Fitting the model in stata¶
In stata, we would run this:
. reg ln_wage educ pexp pexp2 broken_home, robust
Linear regression Number of obs = 1034
F( 4, 1029) = 64.82
Prob > F = 0.0000
R-squared = 0.1664
Root MSE = .42654
------------------------------------------------------------------------------
| Robust
ln_wage | Coef. Std. Err. t P>|t| [95% Conf. Interval]
-------------+----------------------------------------------------------------
educ | .0852725 .0099294 8.59 0.000 .0657882 .1047568
pexp | .2035214 .0226835 8.97 0.000 .1590101 .2480326
pexp2 | -.0124126 .0022447 -5.53 0.000 -.0168173 -.0080079
broken_home | -.0087254 .0312381 -0.28 0.780 -.070023 .0525723
_cons | .4603326 .1315416 3.50 0.000 .2022121 .718453
------------------------------------------------------------------------------
Fitting the model in Ipython¶
In Ipython, we don't need to rerun the model. The default OLS command already includes a number of different types of robust standard errors (one of which using the method outlined above). All we need to do is create a new results instance that calls the covariance type we want:
results_robust = results.get_robustcov_results(cov_type='HC1')
print(results_robust.summary())
Bootstrapped standard errors¶
Fitting the model in stata¶
If instead, we want to bootstrap our standard errors, in stata we would do this:
. bstrap: reg ln_wage educ pexp pexp2 broken_home
(running regress on estimation sample)
Bootstrap replications (50)
----+--- 1 ---+--- 2 ---+--- 3 ---+--- 4 ---+--- 5
.................................................. 50
Linear regression Number of obs = 1034
Replications = 50
Wald chi2(4) = 290.46
Prob > chi2 = 0.0000
R-squared = 0.1664
Adj R-squared = 0.1632
Root MSE = 0.4265
------------------------------------------------------------------------------
| Observed Bootstrap Normal-based
ln_wage | Coef. Std. Err. z P>|z| [95% Conf. Interval]

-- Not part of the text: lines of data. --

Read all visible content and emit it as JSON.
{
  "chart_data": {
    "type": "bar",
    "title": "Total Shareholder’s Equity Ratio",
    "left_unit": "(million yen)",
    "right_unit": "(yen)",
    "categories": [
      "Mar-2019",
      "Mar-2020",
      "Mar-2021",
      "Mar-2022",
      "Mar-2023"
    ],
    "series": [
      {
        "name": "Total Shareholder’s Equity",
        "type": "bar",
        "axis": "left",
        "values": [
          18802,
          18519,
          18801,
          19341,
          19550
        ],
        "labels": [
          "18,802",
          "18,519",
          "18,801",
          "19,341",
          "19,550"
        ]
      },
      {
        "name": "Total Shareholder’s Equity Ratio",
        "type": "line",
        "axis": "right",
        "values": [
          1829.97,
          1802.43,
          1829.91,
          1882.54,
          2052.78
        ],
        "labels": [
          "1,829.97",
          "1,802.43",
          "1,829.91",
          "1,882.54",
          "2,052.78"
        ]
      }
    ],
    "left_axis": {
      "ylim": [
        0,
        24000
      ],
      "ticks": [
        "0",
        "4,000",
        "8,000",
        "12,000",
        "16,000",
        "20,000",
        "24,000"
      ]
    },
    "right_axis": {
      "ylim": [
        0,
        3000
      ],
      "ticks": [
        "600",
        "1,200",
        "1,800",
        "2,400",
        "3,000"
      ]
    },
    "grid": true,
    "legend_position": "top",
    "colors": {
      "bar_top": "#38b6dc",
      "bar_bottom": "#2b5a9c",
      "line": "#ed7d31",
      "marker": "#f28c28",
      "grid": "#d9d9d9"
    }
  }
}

-------------+----------------------------------------------------------------
educ | .0852725 .010622 8.03 0.000 .0644539 .1060912
pexp | .2035214 .0217148 9.37 0.000 .1609611 .2460816
pexp2 | -.0124126 .0021076 -5.89 0.000 -.0165433 -.0082818
broken_home | -.0087254 .0330727 -0.26 0.792 -.0735466 .0560958
_cons | .4603326 .1405716 3.27 0.001 .1848173 .7358479
------------------------------------------------------------------------------
It is important to note that the above set of results implicitly assumes normality, since confidence intervals are symmetric about the mean (and since standard errors are reported).
Fitting the model in Ipython¶
This isn't as straightforward in Ipython. We need to do a bit of wrangling to get the bootstrap working in Ipython. Write our own routine.
R = 50
results_boot = np.zeros((R,results.params.shape[0]))
row_id = range(0,tobias_koop.shape[0])
for r in range(R):
this_sample = np.random.choice(row_id, size=tobias_koop.shape[0], replace=True) # gives sampled row numbers
# Define data for this replicate:
tobias_koop_r = tobias_koop.iloc[this_sample]
# Estimate model
results_r = smf.ols(formula,tobias_koop_r).fit(disp=0).params
# Store in row r of results_boot:
results_boot[r,:] = np.asarray(results_r)
The array results_boot has all of our data. Put in pandas dataframe and summarize:
# Convert results to pandas dataframe for easier analysis:
results_boot = pd.DataFrame(results_boot,columns=['b_Intercept','b_educ','b_pexp','pexp2','b_broken_home'])
results_boot.describe(percentiles=[.025,.975])
In the above set of results, the standard deviation (std
) can be interpreted as the parameter standard error if we are willing to impose normality. Alternatively, we could construct 95% confidence intervals by looking at the 2.5% and 97.5% percentiles.